Both are contemporaries and documentary filmmakers, yes...
However, for Broomfield, the subject is not the purpose of the documentary: it's of a captured experience: Broomfield's process in making the movie (or the movie falling apart).
Morris, on the other hand, acts as the discoverer of amazing oral stories, giving them a prior shave and a good hair cut, and documents the most vivid telling of that story by the various personalities involved.
The significant contrast lies in their play with the subjective and the objective.
Broomfield maintains himself as an active character in the unfolding of his films, sometimes portraying the dead-ends and failures of the work itself (financial backers leaving due to controversy, inability to arrange an interview with the central subjects of the film, etc)...
Whereas Morris literally fused his face into the camera lens, with a contraption he calls the Interrotron, attempting to create a heightened energy from the subjects during filming: Morris's face simply acts as a surrogate for all the faces, for all the eyes of any spectator — and it shows: the quality of revelation from each subject is so overflowing and passionate, with a richness that expands the existing art form, it's obvious Morris struck gold with this technique.
Yet Broomfield will meet his subjects for the first time with the camera rolling, catching them awkwardly off-guard, as he first enters into the room.
Of their respective filmographies, Fast, Cheap, and Out of Control (1993), by Morris, and Fetishes (1996), by Broomfield, struck me as my favorite.
These two movies also are about as vivid and distinct as they get for the filmmakers.
However, they have some stuff in common: both remain grounded in the nature of the fringe pop Western tabloid article; both are fascinated with the culture of the Grand Colonizers (America + Britain); both unlock a macro universal resonance by focusing on the micro.

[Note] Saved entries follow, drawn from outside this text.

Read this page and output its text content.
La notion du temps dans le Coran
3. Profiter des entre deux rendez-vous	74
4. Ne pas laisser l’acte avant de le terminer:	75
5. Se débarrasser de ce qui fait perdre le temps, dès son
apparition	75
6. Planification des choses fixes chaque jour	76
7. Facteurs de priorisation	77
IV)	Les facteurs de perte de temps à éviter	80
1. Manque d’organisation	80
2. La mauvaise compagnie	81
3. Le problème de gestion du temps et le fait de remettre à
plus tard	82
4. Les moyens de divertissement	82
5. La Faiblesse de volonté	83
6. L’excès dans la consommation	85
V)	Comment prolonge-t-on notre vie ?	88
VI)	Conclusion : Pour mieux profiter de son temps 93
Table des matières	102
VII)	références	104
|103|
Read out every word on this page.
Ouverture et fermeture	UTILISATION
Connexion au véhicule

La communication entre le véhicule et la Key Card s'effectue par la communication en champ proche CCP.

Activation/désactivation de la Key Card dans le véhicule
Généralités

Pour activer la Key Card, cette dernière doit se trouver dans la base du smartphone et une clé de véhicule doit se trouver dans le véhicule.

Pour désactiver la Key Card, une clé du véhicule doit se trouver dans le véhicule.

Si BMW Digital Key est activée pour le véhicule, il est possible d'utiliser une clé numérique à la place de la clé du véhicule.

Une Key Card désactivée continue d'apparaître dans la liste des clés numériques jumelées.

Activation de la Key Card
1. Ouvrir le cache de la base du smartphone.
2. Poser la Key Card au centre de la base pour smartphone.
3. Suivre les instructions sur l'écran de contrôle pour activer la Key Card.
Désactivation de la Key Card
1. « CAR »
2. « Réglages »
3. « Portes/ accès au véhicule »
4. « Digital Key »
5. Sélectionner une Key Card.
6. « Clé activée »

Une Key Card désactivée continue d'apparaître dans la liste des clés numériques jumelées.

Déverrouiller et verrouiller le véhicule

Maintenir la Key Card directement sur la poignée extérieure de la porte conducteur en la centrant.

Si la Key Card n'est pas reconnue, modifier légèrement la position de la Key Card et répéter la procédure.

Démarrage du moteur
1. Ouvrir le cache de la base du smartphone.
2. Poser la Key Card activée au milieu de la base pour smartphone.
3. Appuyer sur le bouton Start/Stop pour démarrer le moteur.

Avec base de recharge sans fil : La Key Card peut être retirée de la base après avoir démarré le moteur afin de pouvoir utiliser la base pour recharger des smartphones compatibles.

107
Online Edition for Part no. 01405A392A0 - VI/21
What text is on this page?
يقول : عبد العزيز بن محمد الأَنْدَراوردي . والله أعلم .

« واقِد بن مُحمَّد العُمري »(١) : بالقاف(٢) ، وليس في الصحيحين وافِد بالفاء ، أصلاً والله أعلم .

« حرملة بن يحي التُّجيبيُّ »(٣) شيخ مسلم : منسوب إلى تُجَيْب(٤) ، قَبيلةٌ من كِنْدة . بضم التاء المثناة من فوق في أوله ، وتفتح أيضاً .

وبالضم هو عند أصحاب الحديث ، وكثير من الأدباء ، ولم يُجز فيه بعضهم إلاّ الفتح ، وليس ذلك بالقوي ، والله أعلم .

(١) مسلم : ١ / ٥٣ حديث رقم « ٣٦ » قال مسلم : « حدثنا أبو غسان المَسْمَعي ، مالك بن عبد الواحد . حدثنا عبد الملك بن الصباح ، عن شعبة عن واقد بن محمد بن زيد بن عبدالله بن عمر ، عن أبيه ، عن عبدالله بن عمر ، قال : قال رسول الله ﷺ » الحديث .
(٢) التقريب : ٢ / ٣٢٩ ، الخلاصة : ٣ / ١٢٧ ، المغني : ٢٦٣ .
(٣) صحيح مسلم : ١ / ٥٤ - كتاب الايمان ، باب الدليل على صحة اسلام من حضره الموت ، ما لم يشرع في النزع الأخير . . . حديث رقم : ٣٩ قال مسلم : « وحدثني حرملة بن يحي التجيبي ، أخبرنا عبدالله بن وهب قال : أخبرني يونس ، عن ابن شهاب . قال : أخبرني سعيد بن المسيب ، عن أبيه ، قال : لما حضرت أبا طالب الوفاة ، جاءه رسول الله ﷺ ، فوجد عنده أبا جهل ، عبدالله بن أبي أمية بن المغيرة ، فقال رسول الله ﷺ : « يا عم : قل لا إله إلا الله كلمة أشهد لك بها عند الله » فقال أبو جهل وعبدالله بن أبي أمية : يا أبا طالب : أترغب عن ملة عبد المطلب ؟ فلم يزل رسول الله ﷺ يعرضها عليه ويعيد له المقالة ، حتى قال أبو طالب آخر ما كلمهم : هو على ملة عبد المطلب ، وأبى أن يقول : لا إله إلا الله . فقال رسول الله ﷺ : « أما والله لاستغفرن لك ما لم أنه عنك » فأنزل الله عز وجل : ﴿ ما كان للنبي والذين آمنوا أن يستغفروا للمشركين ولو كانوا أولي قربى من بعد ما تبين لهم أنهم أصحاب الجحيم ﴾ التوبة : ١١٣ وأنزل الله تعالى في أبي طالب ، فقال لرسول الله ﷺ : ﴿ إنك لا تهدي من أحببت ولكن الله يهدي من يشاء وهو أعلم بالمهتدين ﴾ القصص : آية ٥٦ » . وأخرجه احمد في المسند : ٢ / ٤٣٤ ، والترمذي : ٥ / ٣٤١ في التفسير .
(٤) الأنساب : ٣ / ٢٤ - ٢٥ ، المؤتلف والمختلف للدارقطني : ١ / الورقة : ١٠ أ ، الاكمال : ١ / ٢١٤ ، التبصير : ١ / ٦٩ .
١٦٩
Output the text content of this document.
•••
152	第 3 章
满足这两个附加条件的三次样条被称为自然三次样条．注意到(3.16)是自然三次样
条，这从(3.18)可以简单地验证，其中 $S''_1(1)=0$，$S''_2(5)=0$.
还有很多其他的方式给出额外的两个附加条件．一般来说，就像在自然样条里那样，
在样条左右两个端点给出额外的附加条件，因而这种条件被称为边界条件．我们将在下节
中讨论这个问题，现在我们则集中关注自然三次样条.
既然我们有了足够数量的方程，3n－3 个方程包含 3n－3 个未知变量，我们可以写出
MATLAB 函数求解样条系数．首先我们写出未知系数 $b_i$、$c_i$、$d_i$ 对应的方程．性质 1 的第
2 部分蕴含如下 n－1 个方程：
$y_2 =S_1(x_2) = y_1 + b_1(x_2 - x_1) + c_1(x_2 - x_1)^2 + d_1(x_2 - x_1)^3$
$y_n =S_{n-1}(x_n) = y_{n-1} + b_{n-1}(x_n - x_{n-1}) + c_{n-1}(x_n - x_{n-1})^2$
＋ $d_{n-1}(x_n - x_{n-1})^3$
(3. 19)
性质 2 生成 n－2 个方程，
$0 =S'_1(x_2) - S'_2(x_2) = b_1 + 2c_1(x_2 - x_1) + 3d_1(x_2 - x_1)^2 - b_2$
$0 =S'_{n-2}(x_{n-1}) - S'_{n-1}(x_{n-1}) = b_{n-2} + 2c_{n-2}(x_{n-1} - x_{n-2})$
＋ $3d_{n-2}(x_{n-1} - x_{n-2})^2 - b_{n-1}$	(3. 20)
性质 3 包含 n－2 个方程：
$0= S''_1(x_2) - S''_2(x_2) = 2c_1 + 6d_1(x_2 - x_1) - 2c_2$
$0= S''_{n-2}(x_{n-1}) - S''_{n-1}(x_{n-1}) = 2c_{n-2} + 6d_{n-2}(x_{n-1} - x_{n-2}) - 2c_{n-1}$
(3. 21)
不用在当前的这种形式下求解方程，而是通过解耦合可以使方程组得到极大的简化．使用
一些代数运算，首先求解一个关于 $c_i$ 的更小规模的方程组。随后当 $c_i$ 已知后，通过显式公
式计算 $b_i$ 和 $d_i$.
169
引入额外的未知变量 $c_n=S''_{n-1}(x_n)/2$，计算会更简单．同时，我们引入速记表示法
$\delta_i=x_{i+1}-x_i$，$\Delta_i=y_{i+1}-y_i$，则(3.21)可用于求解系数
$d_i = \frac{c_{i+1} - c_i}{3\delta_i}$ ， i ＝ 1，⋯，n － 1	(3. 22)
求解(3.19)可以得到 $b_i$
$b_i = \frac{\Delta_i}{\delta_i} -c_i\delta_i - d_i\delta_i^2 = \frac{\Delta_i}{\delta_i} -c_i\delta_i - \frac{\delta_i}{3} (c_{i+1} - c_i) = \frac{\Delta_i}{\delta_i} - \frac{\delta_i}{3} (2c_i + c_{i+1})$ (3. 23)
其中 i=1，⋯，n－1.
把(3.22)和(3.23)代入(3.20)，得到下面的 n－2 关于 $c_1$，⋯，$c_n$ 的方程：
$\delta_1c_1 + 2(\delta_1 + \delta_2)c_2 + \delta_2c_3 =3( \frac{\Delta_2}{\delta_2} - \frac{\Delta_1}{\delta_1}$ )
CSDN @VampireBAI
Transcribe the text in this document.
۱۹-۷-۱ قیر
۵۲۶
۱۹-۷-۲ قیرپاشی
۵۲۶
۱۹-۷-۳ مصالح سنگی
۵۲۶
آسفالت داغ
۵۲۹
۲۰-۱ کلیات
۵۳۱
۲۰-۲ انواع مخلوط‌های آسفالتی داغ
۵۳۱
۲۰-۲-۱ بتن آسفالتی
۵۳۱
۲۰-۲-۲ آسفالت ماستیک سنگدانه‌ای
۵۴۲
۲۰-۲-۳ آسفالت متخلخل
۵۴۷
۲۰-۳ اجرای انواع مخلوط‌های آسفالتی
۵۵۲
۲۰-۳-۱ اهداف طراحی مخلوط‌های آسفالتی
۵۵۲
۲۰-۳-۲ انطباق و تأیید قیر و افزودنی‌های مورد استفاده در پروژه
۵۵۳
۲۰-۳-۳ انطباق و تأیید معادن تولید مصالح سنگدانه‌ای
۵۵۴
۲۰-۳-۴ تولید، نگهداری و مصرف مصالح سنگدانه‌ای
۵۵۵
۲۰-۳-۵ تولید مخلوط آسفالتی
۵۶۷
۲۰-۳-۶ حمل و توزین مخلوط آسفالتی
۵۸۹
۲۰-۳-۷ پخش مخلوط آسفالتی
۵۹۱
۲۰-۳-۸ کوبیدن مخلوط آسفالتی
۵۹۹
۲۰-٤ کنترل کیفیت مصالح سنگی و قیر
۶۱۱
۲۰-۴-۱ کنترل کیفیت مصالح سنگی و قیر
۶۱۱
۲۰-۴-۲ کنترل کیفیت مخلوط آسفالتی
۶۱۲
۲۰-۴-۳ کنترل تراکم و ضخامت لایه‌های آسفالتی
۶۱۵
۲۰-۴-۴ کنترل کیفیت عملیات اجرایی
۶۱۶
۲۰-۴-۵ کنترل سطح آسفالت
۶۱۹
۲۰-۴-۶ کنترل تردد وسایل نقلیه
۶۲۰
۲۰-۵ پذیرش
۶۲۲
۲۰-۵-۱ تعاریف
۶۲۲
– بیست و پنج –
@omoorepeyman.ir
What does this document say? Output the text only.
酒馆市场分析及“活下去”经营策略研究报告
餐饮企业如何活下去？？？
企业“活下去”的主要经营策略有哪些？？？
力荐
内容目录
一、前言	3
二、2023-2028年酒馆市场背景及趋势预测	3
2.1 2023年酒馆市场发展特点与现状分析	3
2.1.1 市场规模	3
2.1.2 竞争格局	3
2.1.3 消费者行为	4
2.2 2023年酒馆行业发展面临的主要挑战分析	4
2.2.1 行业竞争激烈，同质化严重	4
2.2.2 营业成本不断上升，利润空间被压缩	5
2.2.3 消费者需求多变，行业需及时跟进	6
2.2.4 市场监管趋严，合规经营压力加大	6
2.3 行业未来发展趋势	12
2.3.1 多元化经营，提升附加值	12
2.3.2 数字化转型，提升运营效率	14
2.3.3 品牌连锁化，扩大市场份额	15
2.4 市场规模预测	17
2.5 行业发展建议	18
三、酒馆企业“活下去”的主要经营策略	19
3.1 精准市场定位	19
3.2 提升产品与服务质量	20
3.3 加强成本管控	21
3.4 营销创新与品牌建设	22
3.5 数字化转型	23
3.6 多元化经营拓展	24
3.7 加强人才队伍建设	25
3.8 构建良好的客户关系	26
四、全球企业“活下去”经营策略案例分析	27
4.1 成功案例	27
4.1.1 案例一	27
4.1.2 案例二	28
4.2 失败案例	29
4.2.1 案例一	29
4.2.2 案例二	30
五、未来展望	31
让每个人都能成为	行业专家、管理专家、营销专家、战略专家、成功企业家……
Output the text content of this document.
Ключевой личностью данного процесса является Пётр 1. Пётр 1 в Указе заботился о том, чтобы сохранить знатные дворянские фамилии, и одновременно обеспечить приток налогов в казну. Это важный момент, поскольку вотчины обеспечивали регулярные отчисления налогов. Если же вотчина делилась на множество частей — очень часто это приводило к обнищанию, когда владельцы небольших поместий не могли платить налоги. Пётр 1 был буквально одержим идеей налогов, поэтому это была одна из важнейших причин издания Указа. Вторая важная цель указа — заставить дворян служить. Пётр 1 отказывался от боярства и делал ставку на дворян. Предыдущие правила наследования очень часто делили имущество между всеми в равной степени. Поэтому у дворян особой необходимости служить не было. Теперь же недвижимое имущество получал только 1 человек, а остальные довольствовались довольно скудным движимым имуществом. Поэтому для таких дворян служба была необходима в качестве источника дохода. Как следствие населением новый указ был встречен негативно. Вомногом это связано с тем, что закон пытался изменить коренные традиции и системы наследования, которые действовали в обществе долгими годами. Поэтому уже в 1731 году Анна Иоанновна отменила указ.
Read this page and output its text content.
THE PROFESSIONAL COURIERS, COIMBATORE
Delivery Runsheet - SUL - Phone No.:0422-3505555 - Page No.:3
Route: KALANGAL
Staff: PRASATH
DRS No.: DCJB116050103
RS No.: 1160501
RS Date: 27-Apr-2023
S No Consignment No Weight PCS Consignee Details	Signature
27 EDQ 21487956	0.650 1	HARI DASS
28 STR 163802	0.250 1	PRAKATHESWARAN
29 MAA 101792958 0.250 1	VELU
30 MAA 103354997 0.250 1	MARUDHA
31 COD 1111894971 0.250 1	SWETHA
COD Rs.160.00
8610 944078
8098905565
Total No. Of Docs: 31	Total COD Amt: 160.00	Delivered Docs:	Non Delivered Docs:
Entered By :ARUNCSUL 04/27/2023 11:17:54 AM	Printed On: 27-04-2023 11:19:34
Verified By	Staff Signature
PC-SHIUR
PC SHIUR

One is clean, one is dirty.
One shares his thoughts to you like a friend, the other startles you with unexpected off-camera remarks.
The polarity between these two filmmaker's styles, while still maintaining a sense of harmony in their shared objectives, is another example of cinema's versatility; of how slippery ideas like "reality" "truth" and "perspective" are, especially when delivered in the medium whose substance is the fragmentation, fixation, & rearrangement of reality itself.